Dead Man's Knock by John Dickson Carr

Dead Man's Knock by John Dickson Carr

Author:John Dickson Carr [Carr, John Dickson]
Format: epub, mobi
ISBN: 9780821720998
Publisher: Zebra
Published: 1987-09-15T02:47:15.156000+00:00


'Well, the joker couldn't, have got away by running. And so he out - manoeuvred me. He stood to the left of the door, out of sight, and closed it with his finger - tips. That's what I saw. When I decided he had gone into the stack - room, he tiptoed away.'

'Were there traces of him?'

'Yes! On top of two bookcases where he'd hidden. Still, without dragging in the police, I could hardly get fingerprints. In the south wing, much later, I found an unlocked window with a broken catch over a hundred years old; that's how the joker got in.'

'My dear Mark,' said Dr. Kent, with ruffled forehead and a mild anger twitching his dark eyebrows, 'all this is unimportant. What did Mrs. Walker see in the stack - room? What could she have seen? What frightened her so much? That's what I want to know.'

'So do I! So do all of us! I - -'

Mark stopped.

He had too strong a memory of Judith's apparent recovery from that faint. She could manage to walk, but she was incoherent and she needed help. He assisted her down past the Lawn; near North Marlborough she collapsed. With pity, with guilty realization that Judith could no more have been herself that evening than he had been himself, he carried her to her house in Harley Lane while Caroline phoned for the doctor.

It was edged with a sharp reminder of Brenda, too.
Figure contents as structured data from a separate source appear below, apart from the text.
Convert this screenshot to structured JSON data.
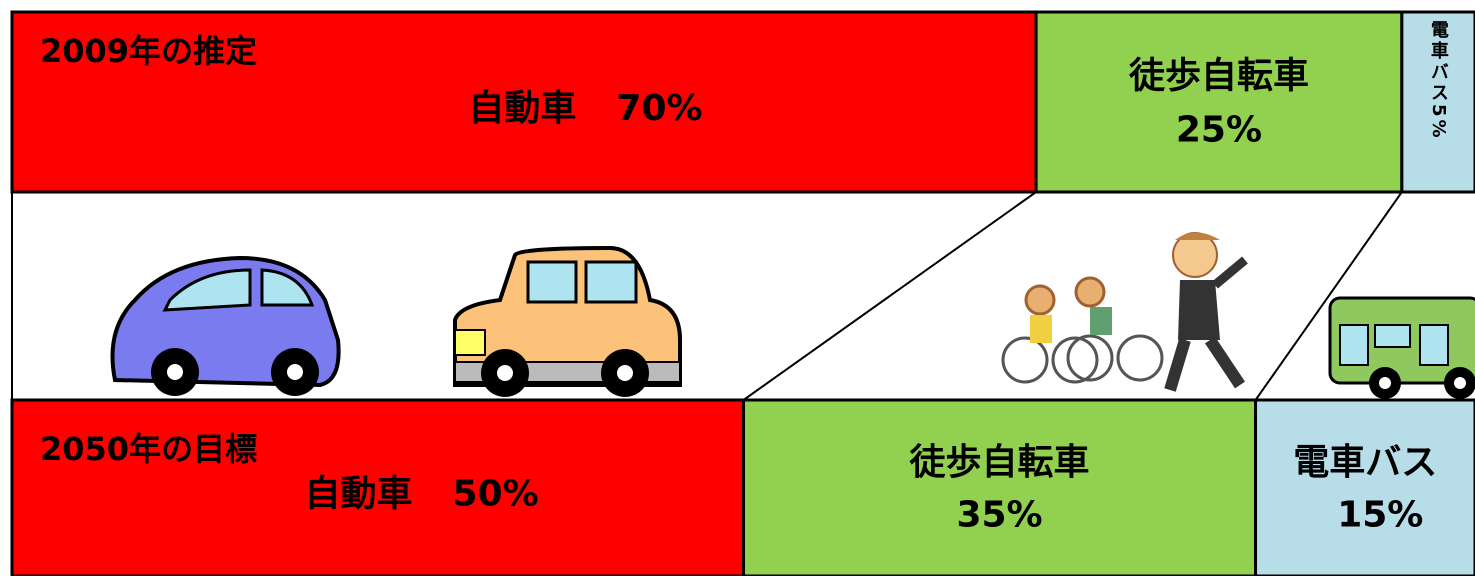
{
  "rows": [
    {
      "title": "2009年の推定",
      "segments": [
        {
          "label": "自動車",
          "value": 70,
          "value_label": "70%",
          "color": "#ff0000"
        },
        {
          "label": "徒歩自転車",
          "value": 25,
          "value_label": "25%",
          "color": "#92d050"
        },
        {
          "label": "電車バス",
          "value": 5,
          "value_label": "5%",
          "color": "#b7dde8"
        }
      ]
    },
    {
      "title": "2050年の目標",
      "segments": [
        {
          "label": "自動車",
          "value": 50,
          "value_label": "50%",
          "color": "#ff0000"
        },
        {
          "label": "徒歩自転車",
          "value": 35,
          "value_label": "35%",
          "color": "#92d050"
        },
        {
          "label": "電車バス",
          "value": 15,
          "value_label": "15%",
          "color": "#b7dde8"
        }
      ]
    }
  ]
}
'Judith was still under sedation this afternoon,' Mark said. 'Mrs. Kent and Caroline stayed with her last night. I stayed too so that - - ' Again he stopped. 'But you must know all this, don't you? Surely Mrs. Kent or Caroline told you?'

'They are still with her,' Dr. Kent pointed out. 'Their messages have not been very clear, you know.'

'No, I suppose not.'

'I am very fond of Mrs. Walker; very fond! A shock, yes. But what kind of shock?'

'That's the trouble. There was nothing she could have seen straight in front of her except metal shelves full of books on archaeology. Unless we can get some kind of suggestion from ... Dr. Fell!'

'Hey?'

'Have you been following this at all?'

'Sir,' intoned Dr. Fell, drawing the napkin from his collar and sitting up in dignity, 'let me assure you I have been listening with far closer attention than my admittedly cross - eyed and half - witted appearance would seem to indicate. As proof of this, may I ask two questions?'

'Of course.'

Dr. Fell hoisted himself to his feet. Wheezing, he lumbered to the middle of the room, with the duskily bright war - scenes painted behind him.

'Are you sure,' he asked, 'that this so - called "joker" of the library was not in actual fact the casual tramp or sneak - thief you half imagined he might be at the time?'

'No; how can I be sure? That's why I didn't dare raise an alarm. And yet he's got to be the joker we're after, or there's no pattern in all this and - it makes no sense.